Noch ein, meiner Meinung nach, sehr treffender Beitrag vom gleichen Autor.
Debatte über E-Cash: Bargeld lacht
Eine Kolumne von Wolfgang Münchau
Linke Ökonomen wollen das Bargeld abschaffen. Konservative halten dagegen: Bargeld sei ein Stück Freiheit. Insgesamt eine schräge Debatte.
Es gibt kaum ein wirtschaftliches Thema, das so kompliziert ist wie Geld. Und es gibt kaum eine Debatte, die so gnadenlos und unergiebig ist wie die zwischen nachfrageorientierten Ökonomen und strammen Ordnungspolitikern. Wenn nun zwei Mitglieder dieser Glaubensgemeinschaften im Sachverständigenrat für Wirtschaft über Geld streiten, geht es entsprechend hoch her.
Peter Bofinger spricht sich für die Abschaffung von Bargeld aus und zitiert ökonomische Gründe, die dafür sprächen: Vermeidung von Schwarzarbeit und Geldwäsche, größere Spielräume für negative Zinsen. Sein Kollege Lars Feld hält dagegen mit einem fundamentalen juristischen Argument: Geld sei "geprägte Freiheit" - ein Grundrecht.
Ich stehe in dieser Debatte, ungewöhnlich für mich, auf der konservativen Seite. Aber aus anderen Gründen als den von Feld angegebenen. Mit dem Argument der "geprägten Freiheit" kann ich nämlich nichts anfangen. Ich habe vielmehr den Eindruck, dass die Ordnungspolitiker die Sache mit dem Geld nicht wirklich durchdacht haben.
Geld hat exakt drei Funktionen - juristisch wie ökonomisch. Es ist Zahlungsmittel, Zahlungseinheit und ein Mittel zur Wertaufbewahrung. Bei den ersten zwei Funktionen gibt es keinen Unterschied zwischen Bargeld und E-Geld, zumindest keinen prinzipiellen. Ob Sie mit E-Karte bezahlen oder mit Euroscheinen: Ihr Zahlungsmittel ist akzeptiert und die Einheit ist immer der Euro. Wer also von geprägter Freiheit spricht, kann logischerweise nur die dritte Funktion des Geldes meinen, die Wertaufbewahrung.

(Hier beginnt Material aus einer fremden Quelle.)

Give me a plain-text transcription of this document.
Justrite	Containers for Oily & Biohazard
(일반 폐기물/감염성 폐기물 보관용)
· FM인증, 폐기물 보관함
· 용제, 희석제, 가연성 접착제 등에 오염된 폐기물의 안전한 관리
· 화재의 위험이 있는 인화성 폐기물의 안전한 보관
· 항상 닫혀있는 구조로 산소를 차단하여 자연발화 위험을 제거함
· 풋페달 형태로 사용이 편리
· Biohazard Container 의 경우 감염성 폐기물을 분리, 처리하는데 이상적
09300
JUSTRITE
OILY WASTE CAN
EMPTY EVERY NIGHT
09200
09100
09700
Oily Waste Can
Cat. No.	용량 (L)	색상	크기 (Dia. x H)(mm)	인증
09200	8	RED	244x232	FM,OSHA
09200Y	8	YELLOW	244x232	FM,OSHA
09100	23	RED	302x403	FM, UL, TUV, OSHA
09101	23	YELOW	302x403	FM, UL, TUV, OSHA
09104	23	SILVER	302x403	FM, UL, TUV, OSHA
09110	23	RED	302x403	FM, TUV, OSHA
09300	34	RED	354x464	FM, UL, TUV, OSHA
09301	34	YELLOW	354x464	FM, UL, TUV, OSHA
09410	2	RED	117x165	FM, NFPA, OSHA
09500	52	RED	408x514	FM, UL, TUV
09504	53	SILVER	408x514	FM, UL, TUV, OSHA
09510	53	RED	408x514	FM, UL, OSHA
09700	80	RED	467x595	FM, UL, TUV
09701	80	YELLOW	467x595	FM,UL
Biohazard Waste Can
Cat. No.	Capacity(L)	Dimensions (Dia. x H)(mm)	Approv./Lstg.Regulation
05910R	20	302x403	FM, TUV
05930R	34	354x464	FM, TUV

Scheine sind kein Geld, nur ein Versprechen
Es gibt zwei Methoden, wie sich die Kaufkraft von Bargeld ändert: durch Inflation oder Deflation. In unserem nationalen und europäischen Recht tief verankert ist das Gebot zur Preisstabilität in der Geldpolitik. So schützen wir uns gegen Inflation. Was die Ordnungspolitiker nie berücksichtigen ist, dass uns dieses Gebot auch gegen Deflation schützt und damit langfristig auch gegen negative Zinsen. Wenn Geld geprägte Freiheit ist, dann ist auch E-Geld geprägte Freiheit - solange sich die Zentralbank an das Preisstabilitätsgebot hält. Bislang hat sie das getan.

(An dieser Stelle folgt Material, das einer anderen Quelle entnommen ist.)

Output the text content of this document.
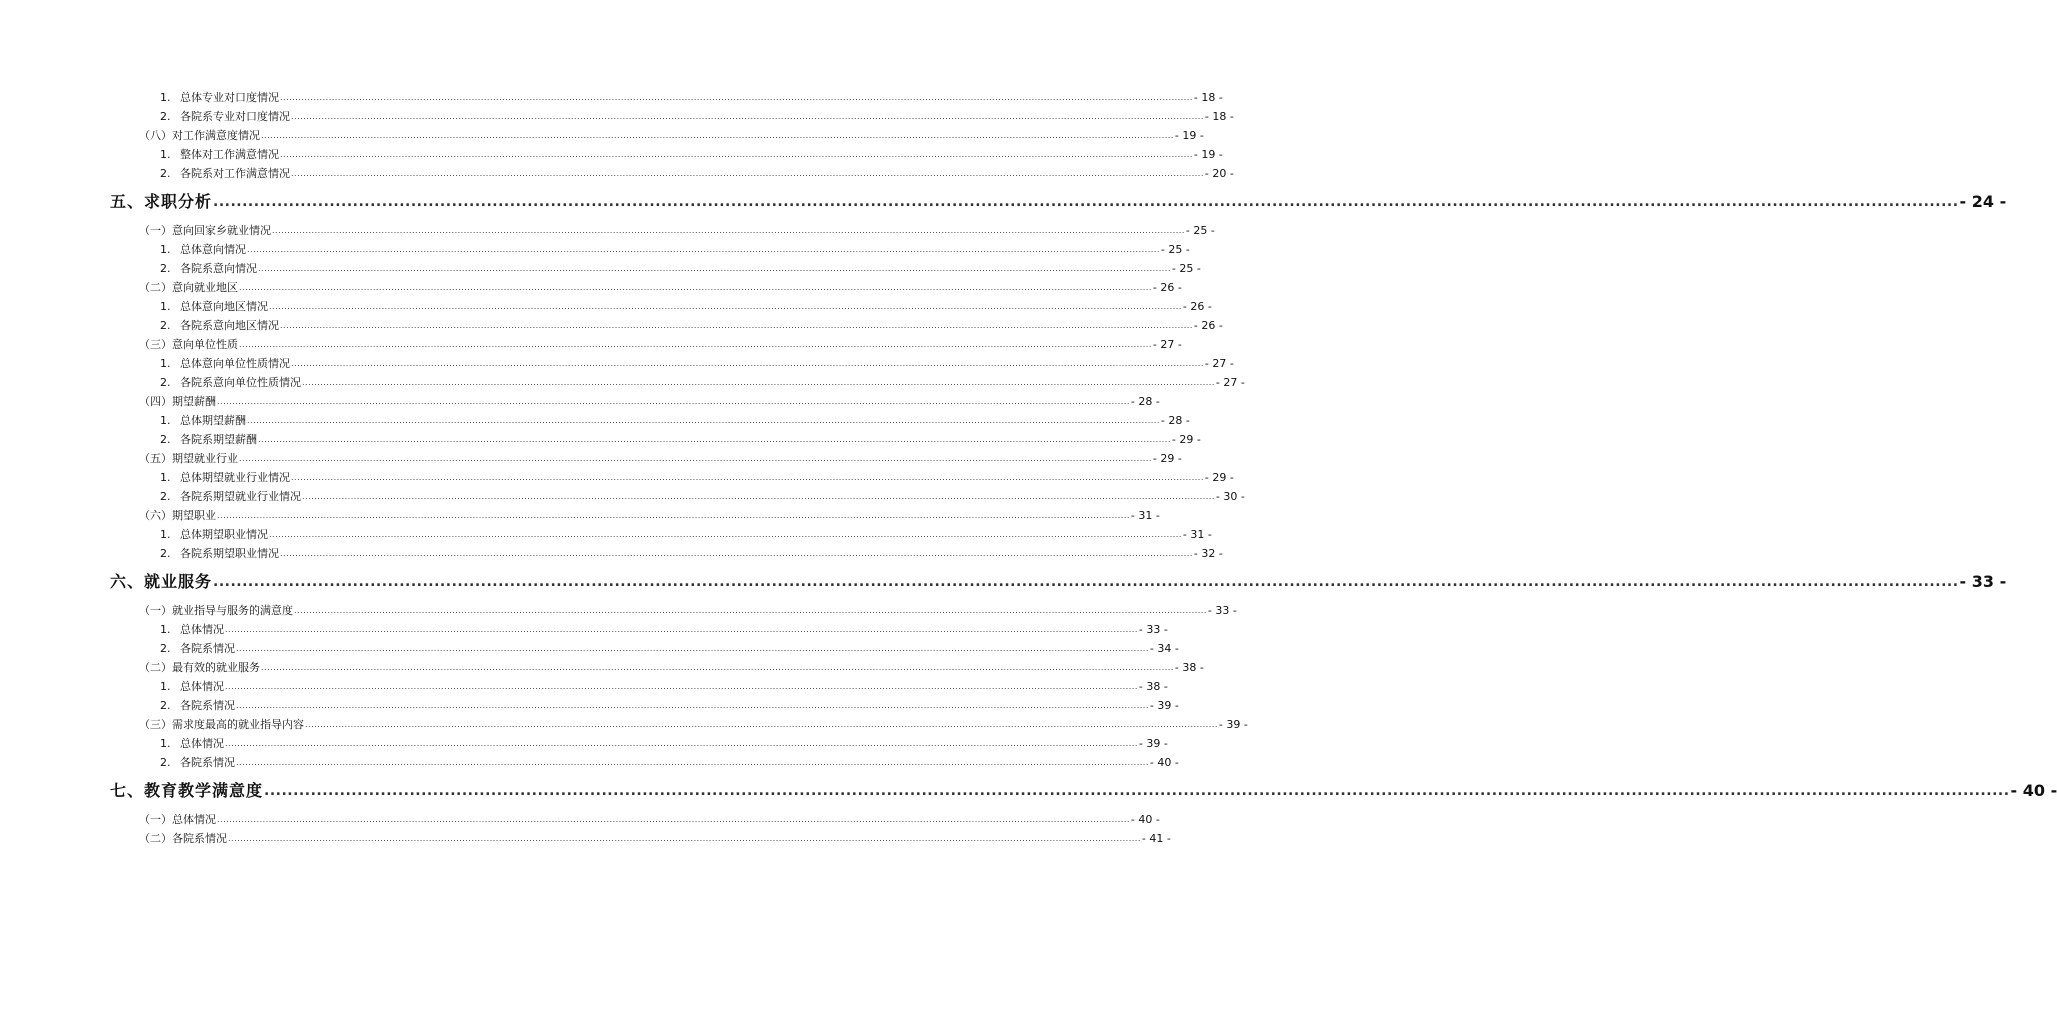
1. 总体专业对口度情况 ............................................................................................................................................................................................................................................................................................................ - 18 -
2. 各院系专业对口度情况 ............................................................................................................................................................................................................................................................................................................ - 18 -
（八）对工作满意度情况 ............................................................................................................................................................................................................................................................................................................ - 19 -
1. 整体对工作满意情况 ............................................................................................................................................................................................................................................................................................................ - 19 -
2. 各院系对工作满意情况 ............................................................................................................................................................................................................................................................................................................ - 20 -
五、求职分析 ............................................................................................................................................................................................................................................................................................................ - 24 -
（一）意向回家乡就业情况 ............................................................................................................................................................................................................................................................................................................ - 25 -
1. 总体意向情况 ............................................................................................................................................................................................................................................................................................................ - 25 -
2. 各院系意向情况 ............................................................................................................................................................................................................................................................................................................ - 25 -
（二）意向就业地区 ............................................................................................................................................................................................................................................................................................................ - 26 -
1. 总体意向地区情况 ............................................................................................................................................................................................................................................................................................................ - 26 -
2. 各院系意向地区情况 ............................................................................................................................................................................................................................................................................................................ - 26 -
（三）意向单位性质 ............................................................................................................................................................................................................................................................................................................ - 27 -
1. 总体意向单位性质情况 ............................................................................................................................................................................................................................................................................................................ - 27 -
2. 各院系意向单位性质情况 ............................................................................................................................................................................................................................................................................................................ - 27 -
（四）期望薪酬 ............................................................................................................................................................................................................................................................................................................ - 28 -
1. 总体期望薪酬 ............................................................................................................................................................................................................................................................................................................ - 28 -
2. 各院系期望薪酬 ............................................................................................................................................................................................................................................................................................................ - 29 -
（五）期望就业行业 ............................................................................................................................................................................................................................................................................................................ - 29 -
1. 总体期望就业行业情况 ............................................................................................................................................................................................................................................................................................................ - 29 -
2. 各院系期望就业行业情况 ............................................................................................................................................................................................................................................................................................................ - 30 -
（六）期望职业 ............................................................................................................................................................................................................................................................................................................ - 31 -
1. 总体期望职业情况 ............................................................................................................................................................................................................................................................................................................ - 31 -
2. 各院系期望职业情况 ............................................................................................................................................................................................................................................................................................................ - 32 -
六、就业服务 ............................................................................................................................................................................................................................................................................................................ - 33 -
（一）就业指导与服务的满意度 ............................................................................................................................................................................................................................................................................................................ - 33 -
1. 总体情况 ............................................................................................................................................................................................................................................................................................................ - 33 -
2. 各院系情况 ............................................................................................................................................................................................................................................................................................................ - 34 -
（二）最有效的就业服务 ............................................................................................................................................................................................................................................................................................................ - 38 -
1. 总体情况 ............................................................................................................................................................................................................................................................................................................ - 38 -
2. 各院系情况 ............................................................................................................................................................................................................................................................................................................ - 39 -
（三）需求度最高的就业指导内容 ............................................................................................................................................................................................................................................................................................................ - 39 -
1. 总体情况 ............................................................................................................................................................................................................................................................................................................ - 39 -
2. 各院系情况 ............................................................................................................................................................................................................................................................................................................ - 40 -
七、教育教学满意度 ............................................................................................................................................................................................................................................................................................................ - 40 -
（一）总体情况 ............................................................................................................................................................................................................................................................................................................ - 40 -
（二）各院系情况 ............................................................................................................................................................................................................................................................................................................ - 41 -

Was die Diskussion so kompliziert macht, ist das Wesen von Geld an sich. Bargeld selbst hat keinen inneren Wert. Es besteht aus Papier. Sein materieller Wert für uns besteht aus einem impliziten Vertrag. Die Zentralbank verspricht uns, dass wir mit diesem Geld einkaufen gehen können, dass es überall akzeptiert wird und dass es nicht an Wert verliert. Wir akzeptieren die wertlosen Scheine nur deshalb, weil wir der Zentralbank vertrauen. Damit ist logischerweise nicht der Schein selbst das Geld, sondern nur ein Versprechen auf Geld.

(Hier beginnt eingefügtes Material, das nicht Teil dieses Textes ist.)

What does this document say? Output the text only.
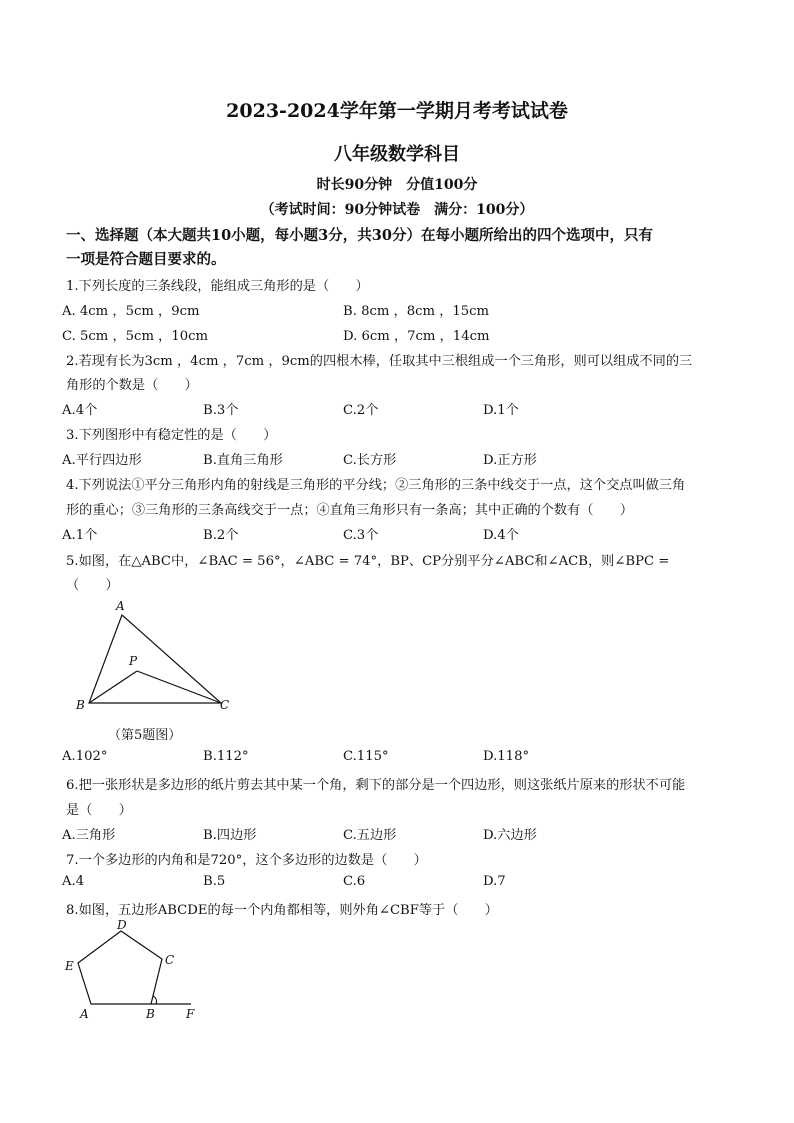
2023-2024学年第一学期月考考试试卷
八年级数学科目
时长90分钟　分值100分
（考试时间：90分钟试卷　满分：100分）
一、选择题（本大题共10小题，每小题3分，共30分）在每小题所给出的四个选项中，只有
一项是符合题目要求的。
1.下列长度的三条线段，能组成三角形的是（　　）
A. 4cm ，5cm ，9cm	B. 8cm ，8cm ，15cm
C. 5cm ，5cm ，10cm	D. 6cm ，7cm ，14cm
2.若现有长为3cm ，4cm ，7cm ，9cm的四根木棒，任取其中三根组成一个三角形，则可以组成不同的三
角形的个数是（　　）
A.4个	B.3个	C.2个	D.1个
3.下列图形中有稳定性的是（　　）
A.平行四边形	B.直角三角形	C.长方形	D.正方形
4.下列说法①平分三角形内角的射线是三角形的平分线；②三角形的三条中线交于一点，这个交点叫做三角
形的重心；③三角形的三条高线交于一点；④直角三角形只有一条高；其中正确的个数有（　　）
A.1个	B.2个	C.3个	D.4个
5.如图，在△ABC中，∠BAC = 56°，∠ABC = 74°，BP、CP分别平分∠ABC和∠ACB，则∠BPC =
（　　）
A
B	C
P
（第5题图）
A.102°	B.112°	C.115°	D.118°
6.把一张形状是多边形的纸片剪去其中某一个角，剩下的部分是一个四边形，则这张纸片原来的形状不可能
是（　　）
A.三角形	B.四边形	C.五边形	D.六边形
7.一个多边形的内角和是720°，这个多边形的边数是（　　）
A.4	B.5	C.6	D.7
8.如图，五边形ABCDE的每一个内角都相等，则外角∠CBF等于（　　）
A	B
C
D
E
F
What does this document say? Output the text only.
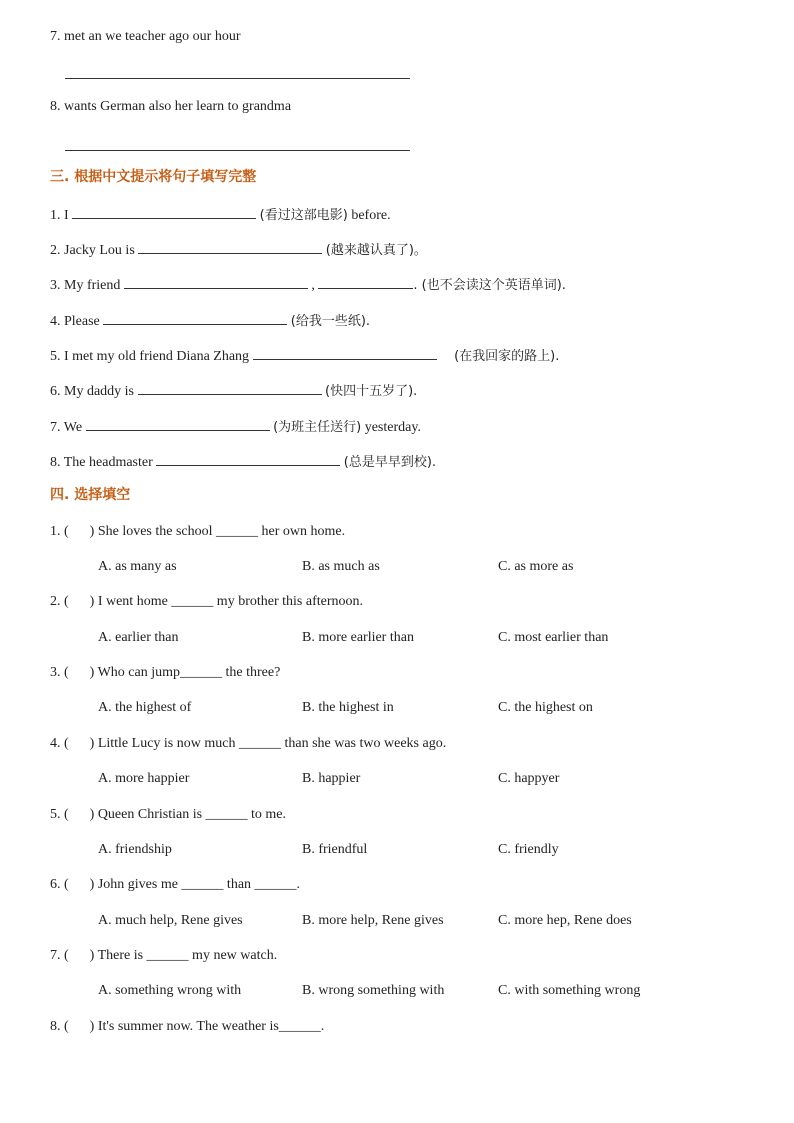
7. met an we teacher ago our hour
8. wants German also her learn to grandma
三. 根据中文提示将句子填写完整
1. I	(看过这部电影) before.
2. Jacky Lou is	(越来越认真了)。
3. My friend	,	. (也不会读这个英语单词).
4. Please	(给我一些纸).
5. I met my old friend Diana Zhang	(在我回家的路上).
6. My daddy is	(快四十五岁了).
7. We	(为班主任送行) yesterday.
8. The headmaster	(总是早早到校).
四. 选择填空
1. (      ) She loves the school ______ her own home.
A. as many as	B. as much as	C. as more as
2. (      ) I went home ______ my brother this afternoon.
A. earlier than	B. more earlier than	C. most earlier than
3. (      ) Who can jump______ the three?
A. the highest of	B. the highest in	C. the highest on
4. (      ) Little Lucy is now much ______ than she was two weeks ago.
A. more happier	B. happier	C. happyer
5. (      ) Queen Christian is ______ to me.
A. friendship	B. friendful	C. friendly
6. (      ) John gives me ______ than ______.
A. much help, Rene gives	B. more help, Rene gives	C. more hep, Rene does
7. (      ) There is ______ my new watch.
A. something wrong with	B. wrong something with	C. with something wrong
8. (      ) It's summer now. The weather is______.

In England kann man diesen subtilen Unterschied zwischen dem Geld an sich und dem Geldschein am deutlichsten sehen. Auf der Zehn-Pfund-Note zum Beispiel liest man die scheinbar sinnlose Erklärung der Königin, dass sie dem Inhaber dieser Banknote den Gegenwert von zehn Pfund bezahlt. Die Zehn-Pfund-Note ist somit kein Geld, sondern das Versprechen einer Königin. Bei unseren Euroscheinen ist das nicht anders, sondern impliziert in der Form einer Unterschrift von Mario Draghi, dem Präsidenten der Europäischen Zentralbank.
Daher ist es kompletter Quatsch zu argumentieren, Bargeld sei "geprägte Freiheit". Preisstabilität ist ein Versprechen, dass man halten oder brechen kann. Wenn die Zentralbank das Preisstabilitätsgebot nicht beachtet, dann ist das Bargeld entwertet, das E-Geld auf dem Konto auch. Entscheidend für die Werterhaltung ist nicht die Form des Geldes, sondern die Form der Geldpolitik.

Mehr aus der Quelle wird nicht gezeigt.